Long-term effects of continuous-flow microfluidic electrotransfection on T-cell viability and expansion rate. T cells were transfected with mRNA on Day 0. (A) Viability of activated, expanding T cells over a period spanning 13 days normalized to the pre-transfection viability on Day 0. After a short-term drop in viability by 5–13% 24 h after transfection, viability remained stable and similar to that of control cells that were not transfected or introduced into our device. (B) Population doubling times for transfected cells were nearly indistinguishable from control cells. (C) Comparison of mCherry expression over time post transfection between activated T cells and resting T cells. (D) Comparison of the total number of mCherry-expressing cells over time post transfection between activated T cells and resting T cells. The total cell number is normalized to the total number of cells on day 1 (24 h after transfection). All data presented are an average of replicates from three independent, healthy donors (n = 3) and error bars represent standard error of the mean.

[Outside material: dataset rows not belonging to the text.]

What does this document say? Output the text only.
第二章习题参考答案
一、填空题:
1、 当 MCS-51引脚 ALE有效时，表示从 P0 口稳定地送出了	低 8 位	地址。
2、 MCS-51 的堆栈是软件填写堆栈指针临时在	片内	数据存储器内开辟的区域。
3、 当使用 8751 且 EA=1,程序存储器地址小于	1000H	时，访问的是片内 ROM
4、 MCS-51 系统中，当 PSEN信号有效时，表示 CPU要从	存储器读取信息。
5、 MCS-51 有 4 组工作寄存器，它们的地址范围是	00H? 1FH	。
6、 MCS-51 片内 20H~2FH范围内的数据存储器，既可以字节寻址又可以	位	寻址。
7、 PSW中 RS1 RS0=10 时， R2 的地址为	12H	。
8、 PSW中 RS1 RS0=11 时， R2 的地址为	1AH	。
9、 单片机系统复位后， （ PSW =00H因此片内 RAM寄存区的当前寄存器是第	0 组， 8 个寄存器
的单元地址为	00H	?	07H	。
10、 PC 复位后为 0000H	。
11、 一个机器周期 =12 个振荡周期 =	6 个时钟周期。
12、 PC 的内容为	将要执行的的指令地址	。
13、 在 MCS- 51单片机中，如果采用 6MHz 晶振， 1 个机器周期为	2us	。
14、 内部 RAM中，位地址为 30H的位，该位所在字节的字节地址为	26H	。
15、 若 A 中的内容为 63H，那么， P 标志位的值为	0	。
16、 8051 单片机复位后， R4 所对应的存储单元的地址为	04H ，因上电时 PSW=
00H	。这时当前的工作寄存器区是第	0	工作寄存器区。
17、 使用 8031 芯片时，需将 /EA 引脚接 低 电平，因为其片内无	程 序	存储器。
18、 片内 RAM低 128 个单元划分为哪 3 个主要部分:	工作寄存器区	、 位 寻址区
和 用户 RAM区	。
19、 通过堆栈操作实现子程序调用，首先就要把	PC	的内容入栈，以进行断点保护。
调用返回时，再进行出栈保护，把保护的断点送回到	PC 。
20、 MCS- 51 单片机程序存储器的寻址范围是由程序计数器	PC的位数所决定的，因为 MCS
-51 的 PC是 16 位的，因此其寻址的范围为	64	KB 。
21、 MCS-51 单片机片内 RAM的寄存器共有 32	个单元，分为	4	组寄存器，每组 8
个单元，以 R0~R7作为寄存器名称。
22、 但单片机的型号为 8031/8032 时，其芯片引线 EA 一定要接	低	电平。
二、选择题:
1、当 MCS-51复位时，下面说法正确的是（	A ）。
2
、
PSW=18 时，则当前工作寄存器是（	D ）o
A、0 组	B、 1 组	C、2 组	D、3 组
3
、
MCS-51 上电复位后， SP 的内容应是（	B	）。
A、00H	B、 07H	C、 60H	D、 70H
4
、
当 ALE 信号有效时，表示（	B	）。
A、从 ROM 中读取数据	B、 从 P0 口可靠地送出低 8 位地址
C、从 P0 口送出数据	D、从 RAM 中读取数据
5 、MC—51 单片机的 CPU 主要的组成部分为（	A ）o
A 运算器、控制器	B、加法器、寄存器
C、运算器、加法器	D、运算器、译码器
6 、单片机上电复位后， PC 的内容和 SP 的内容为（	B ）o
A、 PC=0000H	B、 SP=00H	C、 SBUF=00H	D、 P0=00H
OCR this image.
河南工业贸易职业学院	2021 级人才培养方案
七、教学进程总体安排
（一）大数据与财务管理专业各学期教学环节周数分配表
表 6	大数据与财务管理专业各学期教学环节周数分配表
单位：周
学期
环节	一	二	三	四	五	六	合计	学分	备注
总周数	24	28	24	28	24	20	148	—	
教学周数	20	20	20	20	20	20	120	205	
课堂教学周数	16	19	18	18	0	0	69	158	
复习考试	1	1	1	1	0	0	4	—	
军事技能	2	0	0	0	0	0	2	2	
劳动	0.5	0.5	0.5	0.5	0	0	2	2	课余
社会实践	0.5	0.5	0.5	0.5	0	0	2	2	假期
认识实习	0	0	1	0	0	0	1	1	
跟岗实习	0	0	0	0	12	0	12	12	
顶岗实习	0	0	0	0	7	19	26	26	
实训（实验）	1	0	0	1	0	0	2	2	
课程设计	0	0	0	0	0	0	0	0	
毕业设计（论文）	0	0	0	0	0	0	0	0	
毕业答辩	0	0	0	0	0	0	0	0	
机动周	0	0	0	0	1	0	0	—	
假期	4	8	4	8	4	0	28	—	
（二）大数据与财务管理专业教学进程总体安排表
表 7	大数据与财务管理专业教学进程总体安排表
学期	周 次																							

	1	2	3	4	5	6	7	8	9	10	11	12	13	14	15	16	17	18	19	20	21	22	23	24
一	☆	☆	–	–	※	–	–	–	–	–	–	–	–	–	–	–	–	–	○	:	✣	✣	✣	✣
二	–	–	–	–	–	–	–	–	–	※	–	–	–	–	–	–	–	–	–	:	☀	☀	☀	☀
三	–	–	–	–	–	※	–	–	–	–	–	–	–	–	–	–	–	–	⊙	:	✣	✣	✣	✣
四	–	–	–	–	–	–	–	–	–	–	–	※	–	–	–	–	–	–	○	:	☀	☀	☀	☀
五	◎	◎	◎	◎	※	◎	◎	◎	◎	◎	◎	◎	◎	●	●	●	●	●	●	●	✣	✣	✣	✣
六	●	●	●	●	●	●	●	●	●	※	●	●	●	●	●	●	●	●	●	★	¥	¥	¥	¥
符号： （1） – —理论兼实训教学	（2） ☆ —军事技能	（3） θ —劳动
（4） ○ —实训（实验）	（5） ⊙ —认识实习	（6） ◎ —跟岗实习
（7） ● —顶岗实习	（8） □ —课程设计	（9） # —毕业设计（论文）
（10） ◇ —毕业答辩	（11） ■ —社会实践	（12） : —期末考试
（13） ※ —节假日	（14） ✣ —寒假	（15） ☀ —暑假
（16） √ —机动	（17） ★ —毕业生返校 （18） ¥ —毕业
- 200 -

Some error bars are too small to be visible. This figure was generated using GraphPad Prism software.

Figure 7

Our device is consistent and effective when used for transfection of clinically-relevant numbers of cells (approximately 200 million–500 million cells per donor). (A) Representative data from one primary human T-cell donor. All of the T cells from one buffy coat donor (approximately 500 million cells total) were activated, resuspended in BTXpress electroporation media at 50 million cells/ml, and then transfected with mCherry-encoding mRNA (50 μg/ml) continuously in a single microfluidic electroporation channel over a time span of approximately 20 min. Samples taken at approximately 4-min intervals show that transfection efficiency and viability (measured 24 h post-transfection) are consistent throughout processing. (B) T cells were isolated from buffy coat samples from three independent, healthy donors and activated. Each donor produced approximately 200 million–500 million T cells. The entirety of each donor sample was then transfected with mCherry mRNA. Average transfection efficiency and viability ratio across the three donors is shown (n = 3), where error bars represent standard error of the mean. This figure was generated using GraphPad Prism software.

Figure 8

Transfection efficiency (A), viability ratio (B), and recovery (C) as a function of total electric field dose (the product of the electric field magnitude, the number of pulses applied, and the duration of each pulse) for the combined data sets presented in Fig. 3. Primary human T cells were suspended at a concentration of 2 million/ml with 20 μg/ml mCherry-encoding mRNA. Data points represent an average of replicates from three independent, healthy donors (n = 3), and error bars represent standard error of the mean. Some error bars are too small to be visible. This figure was generated using GraphPad Prism software.